Wie diese Fischchen heissen, weiss ich grad nicht. Wie wärs mit “Lemon Coloured Little Thing”? (Zitronenfarbiges kleines Ding)

Das sind Blue Damsels. Zu Deutsch: Saphir Riffbarsche (ja, die Übersetzungen sind manchmal etwas unabsehbar ;))
Hinter der Koralle versteckt sich rechts übrigens noch eine Checkerboard Wrasse (Schachbrett-Junker).

Feather Duster Worm oder Röhrenwurm – man sieht die Röhre am Ansatz. In der verschwindet er rasend schnell, wenn er merkt, dass was Grosses (z.B. ein Schnorchler) Wellen verursacht. Es macht quasi “Ka-Zoing”, und man guckt im wahrsten Sinne des Wortes nur noch in die Röhre.
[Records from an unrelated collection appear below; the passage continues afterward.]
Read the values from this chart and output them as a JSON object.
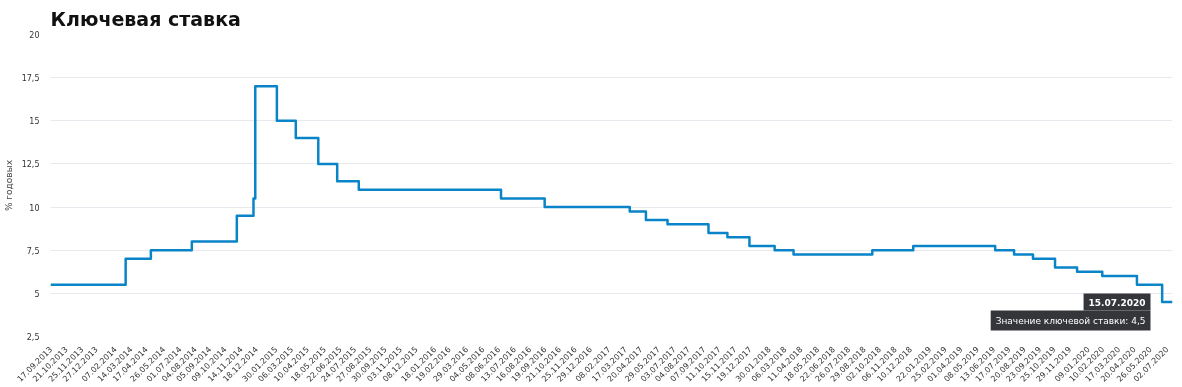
{
  "chart_data": {
    "type": "step",
    "title": "Ключевая ставка",
    "ylabel": "% годовых",
    "x": [
      "2013-09-17",
      "2014-03-03",
      "2014-04-28",
      "2014-07-28",
      "2014-11-05",
      "2014-12-12",
      "2014-12-16",
      "2015-02-02",
      "2015-03-16",
      "2015-05-05",
      "2015-06-16",
      "2015-08-03",
      "2016-06-14",
      "2016-09-19",
      "2017-03-27",
      "2017-05-02",
      "2017-06-19",
      "2017-09-18",
      "2017-10-30",
      "2017-12-18",
      "2018-02-12",
      "2018-03-26",
      "2018-09-17",
      "2018-12-17",
      "2019-06-17",
      "2019-07-29",
      "2019-09-09",
      "2019-10-28",
      "2019-12-16",
      "2020-02-10",
      "2020-04-27",
      "2020-06-22",
      "2020-07-15"
    ],
    "series": [
      {
        "color": "#0a84c8",
        "values": [
          5.5,
          7,
          7.5,
          8,
          9.5,
          10.5,
          17,
          15,
          14,
          12.5,
          11.5,
          11,
          10.5,
          10,
          9.75,
          9.25,
          9,
          8.5,
          8.25,
          7.75,
          7.5,
          7.25,
          7.5,
          7.75,
          7.5,
          7.25,
          7,
          6.5,
          6.25,
          6,
          5.5,
          4.5,
          4.5
        ]
      }
    ],
    "xlim": [
      "2013-09-17",
      "2020-07-15"
    ],
    "xticks": [
      {
        "value": "2013-09-17",
        "label": "17.09.2013"
      },
      {
        "value": "2013-10-21",
        "label": "21.10.2013"
      },
      {
        "value": "2013-11-25",
        "label": "25.11.2013"
      },
      {
        "value": "2013-12-27",
        "label": "27.12.2013"
      },
      {
        "value": "2014-02-07",
        "label": "07.02.2014"
      },
      {
        "value": "2014-03-14",
        "label": "14.03.2014"
      },
      {
        "value": "2014-04-17",
        "label": "17.04.2014"
      },
      {
        "value": "2014-05-26",
        "label": "26.05.2014"
      },
      {
        "value": "2014-07-01",
        "label": "01.07.2014"
      },
      {
        "value": "2014-08-04",
        "label": "04.08.2014"
      },
      {
        "value": "2014-09-05",
        "label": "05.09.2014"
      },
      {
        "value": "2014-10-09",
        "label": "09.10.2014"
      },
      {
        "value": "2014-11-14",
        "label": "14.11.2014"
      },
      {
        "value": "2014-12-18",
        "label": "18.12.2014"
      },
      {
        "value": "2015-01-30",
        "label": "30.01.2015"
      },
      {
        "value": "2015-03-06",
        "label": "06.03.2015"
      },
      {
        "value": "2015-04-10",
        "label": "10.04.2015"
      },
      {
        "value": "2015-05-18",
        "label": "18.05.2015"
      },
      {
        "value": "2015-06-22",
        "label": "22.06.2015"
      },
      {
        "value": "2015-07-24",
        "label": "24.07.2015"
      },
      {
        "value": "2015-08-27",
        "label": "27.08.2015"
      },
      {
        "value": "2015-09-30",
        "label": "30.09.2015"
      },
      {
        "value": "2015-11-03",
        "label": "03.11.2015"
      },
      {
        "value": "2015-12-08",
        "label": "08.12.2015"
      },
      {
        "value": "2016-01-18",
        "label": "18.01.2016"
      },
      {
        "value": "2016-02-19",
        "label": "19.02.2016"
      },
      {
        "value": "2016-03-29",
        "label": "29.03.2016"
      },
      {
        "value": "2016-05-04",
        "label": "04.05.2016"
      },
      {
        "value": "2016-06-08",
        "label": "08.06.2016"
      },
      {
        "value": "2016-07-13",
        "label": "13.07.2016"
      },
      {
        "value": "2016-08-16",
        "label": "16.08.2016"
      },
      {
        "value": "2016-09-19",
        "label": "19.09.2016"
      },
      {
        "value": "2016-10-21",
        "label": "21.10.2016"
      },
      {
        "value": "2016-11-25",
        "label": "25.11.2016"
      },
      {
        "value": "2016-12-29",
        "label": "29.12.2016"
      },
      {
        "value": "2017-02-08",
        "label": "08.02.2017"
      },
      {
        "value": "2017-03-17",
        "label": "17.03.2017"
      },
      {
        "value": "2017-04-20",
        "label": "20.04.2017"
      },
      {
        "value": "2017-05-29",
        "label": "29.05.2017"
      },
      {
        "value": "2017-07-03",
        "label": "03.07.2017"
      },
      {
        "value": "2017-08-04",
        "label": "04.08.2017"
      },
      {
        "value": "2017-09-07",
        "label": "07.09.2017"
      },
      {
        "value": "2017-10-11",
        "label": "11.10.2017"
      },
      {
        "value": "2017-11-15",
        "label": "15.11.2017"
      },
      {
        "value": "2017-12-19",
        "label": "19.12.2017"
      },
      {
        "value": "2018-01-30",
        "label": "30.01.2018"
      },
      {
        "value": "2018-03-06",
        "label": "06.03.2018"
      },
      {
        "value": "2018-04-11",
        "label": "11.04.2018"
      },
      {
        "value": "2018-05-18",
        "label": "18.05.2018"
      },
      {
        "value": "2018-06-22",
        "label": "22.06.2018"
      },
      {
        "value": "2018-07-26",
        "label": "26.07.2018"
      },
      {
        "value": "2018-08-29",
        "label": "29.08.2018"
      },
      {
        "value": "2018-10-02",
        "label": "02.10.2018"
      },
      {
        "value": "2018-11-06",
        "label": "06.11.2018"
      },
      {
        "value": "2018-12-10",
        "label": "10.12.2018"
      },
      {
        "value": "2019-01-22",
        "label": "22.01.2019"
      },
      {
        "value": "2019-02-25",
        "label": "25.02.2019"
      },
      {
        "value": "2019-04-01",
        "label": "01.04.2019"
      },
      {
        "value": "2019-05-08",
        "label": "08.05.2019"
      },
      {
        "value": "2019-06-13",
        "label": "13.06.2019"
      },
      {
        "value": "2019-07-17",
        "label": "17.07.2019"
      },
      {
        "value": "2019-08-20",
        "label": "20.08.2019"
      },
      {
        "value": "2019-09-23",
        "label": "23.09.2019"
      },
      {
        "value": "2019-10-25",
        "label": "25.10.2019"
      },
      {
        "value": "2019-11-29",
        "label": "29.11.2019"
      },
      {
        "value": "2020-01-09",
        "label": "09.01.2020"
      },
      {
        "value": "2020-02-10",
        "label": "10.02.2020"
      },
      {
        "value": "2020-03-17",
        "label": "17.03.2020"
      },
      {
        "value": "2020-04-20",
        "label": "20.04.2020"
      },
      {
        "value": "2020-05-26",
        "label": "26.05.2020"
      },
      {
        "value": "2020-07-02",
        "label": "02.07.2020"
      }
    ],
    "ylim": [
      2.5,
      20
    ],
    "yticks": [
      {
        "value": 2.5,
        "label": "2,5"
      },
      {
        "value": 5,
        "label": "5"
      },
      {
        "value": 7.5,
        "label": "7,5"
      },
      {
        "value": 10,
        "label": "10"
      },
      {
        "value": 12.5,
        "label": "12,5"
      },
      {
        "value": 15,
        "label": "15"
      },
      {
        "value": 17.5,
        "label": "17,5"
      },
      {
        "value": 20,
        "label": "20"
      }
    ],
    "grid": "y",
    "annotations": [
      "15.07.2020",
      "Значение ключевой ставки: 4,5"
    ]
  }
}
Muränen sind ja bei weitem nicht so böse, wie sie aussehen. Dass sie in regelmässigen Abständen ihr Maul mit den Krokodilszähnen aufreissen, hat mehr mit ihrer Atmung zu tun als mit Angriffslust. Allerdings würde ich trotzdem Abstand halten – ich kenne eine ehemalige Tauchlehrerin, der eine Muräne ein Stück Fleisch aus dem Zeigefinger gerissen hat. Die Tauchlehrerin hatte direkt vor der Nase des Tiers “guzi-guzi” gemacht und mit dem Finger herumgefuchtelt…
Nemos und diese Garnelen sind gegen den giftigen Schleim, den die Anemonen absondern, immun.
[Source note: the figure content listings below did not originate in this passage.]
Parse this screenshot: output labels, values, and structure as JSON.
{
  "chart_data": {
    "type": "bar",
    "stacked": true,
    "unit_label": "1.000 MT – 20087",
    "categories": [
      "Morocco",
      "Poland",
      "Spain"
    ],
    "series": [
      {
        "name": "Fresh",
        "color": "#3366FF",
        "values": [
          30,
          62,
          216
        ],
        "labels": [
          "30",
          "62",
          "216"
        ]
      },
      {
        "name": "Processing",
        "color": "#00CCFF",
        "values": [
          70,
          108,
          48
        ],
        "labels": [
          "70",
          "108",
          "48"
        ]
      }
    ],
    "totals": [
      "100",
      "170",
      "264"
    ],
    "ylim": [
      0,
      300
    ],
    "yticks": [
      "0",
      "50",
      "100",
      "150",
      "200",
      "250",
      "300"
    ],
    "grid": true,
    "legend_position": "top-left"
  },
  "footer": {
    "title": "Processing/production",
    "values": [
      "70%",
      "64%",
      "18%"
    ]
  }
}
Die Feilenfische sind sowas von platt – also wenn man diesen kleinen Kerl von hinten sieht, ist er schmaler als eine Hand.
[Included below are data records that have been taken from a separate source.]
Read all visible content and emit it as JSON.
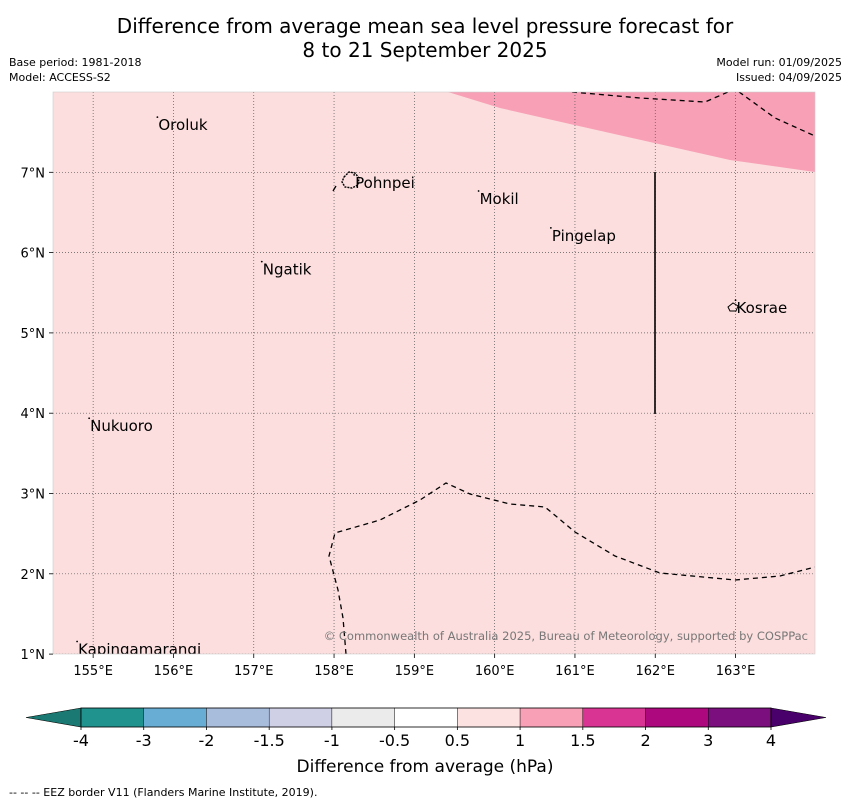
{
  "header": {
    "title_line1": "Difference from average mean sea level pressure forecast for",
    "title_line2": "8 to 21 September 2025",
    "base_period": "Base period: 1981-2018",
    "model": "Model: ACCESS-S2",
    "model_run": "Model run: 01/09/2025",
    "issued": "Issued: 04/09/2025"
  },
  "map": {
    "lon_labels": [
      "155°E",
      "156°E",
      "157°E",
      "158°E",
      "159°E",
      "160°E",
      "161°E",
      "162°E",
      "163°E"
    ],
    "lat_labels": [
      "7°N",
      "6°N",
      "5°N",
      "4°N",
      "3°N",
      "2°N",
      "1°N"
    ],
    "places": [
      {
        "name": "Oroluk",
        "lon": 155.8,
        "lat": 7.6
      },
      {
        "name": "Pohnpei",
        "lon": 158.25,
        "lat": 6.88
      },
      {
        "name": "Mokil",
        "lon": 159.8,
        "lat": 6.68
      },
      {
        "name": "Pingelap",
        "lon": 160.7,
        "lat": 6.22
      },
      {
        "name": "Ngatik",
        "lon": 157.1,
        "lat": 5.8
      },
      {
        "name": "Kosrae",
        "lon": 163.0,
        "lat": 5.32
      },
      {
        "name": "Nukuoro",
        "lon": 154.95,
        "lat": 3.85
      },
      {
        "name": "Kapingamarangi",
        "lon": 154.8,
        "lat": 1.07
      }
    ],
    "background_class": "0.5 to 1 hPa",
    "background_color": "#fcdede",
    "highlight_class": "1 to 1.5 hPa",
    "highlight_color": "#f8a0b6",
    "copyright": "© Commonwealth of Australia 2025, Bureau of Meteorology, supported by COSPPac"
  },
  "colorbar": {
    "colors": [
      "#1a7a73",
      "#21938e",
      "#68aed4",
      "#a8bcdc",
      "#cfd0e6",
      "#ebebeb",
      "#ffffff",
      "#fde2e2",
      "#f8a0b6",
      "#d93394",
      "#ad087e",
      "#7b0f7d",
      "#4a006a"
    ],
    "tick_labels": [
      "-4",
      "-3",
      "-2",
      "-1.5",
      "-1",
      "-0.5",
      "0.5",
      "1",
      "1.5",
      "2",
      "3",
      "4"
    ],
    "label": "Difference from average (hPa)"
  },
  "footer": {
    "eez_note": "--  --  -- EEZ border V11 (Flanders Marine Institute, 2019)."
  }
}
Die beiden Fischchen auf dem oberen Bild bilden vermutlich ein Pärchen, jedenfalls war das obere gerade mit einer Art Balztanz beschäftigt, weshalb es seine Rückenflosse aufstellte und um das vordere herumscharwenzelte. So herzig.
Jetzt aber etwas nur für starke Nerven.
Diesen Einsiedlerkrebs (kaum fingerlang) konnten wir dabei beobachten, wie er versuchte, den Mieter der Muschel (man sieht die weisse Schere) aus seinem Versteck zu pulen (linkes Bild). Vermutlich nicht, um selber in die Muschel einzuziehen, denn dafür ist sie zu klein, nein, es ging eher um einen Snack. Sowas muss, wenn man attackiert wird, schon sehr unangenehm sein… Rechts sieht man denselben Einsiedlerkrebs einen Tag später. Jetzt sieht er allerdings satt und zufrieden aus. Die kleine Muschel war nicht mehr zu finden.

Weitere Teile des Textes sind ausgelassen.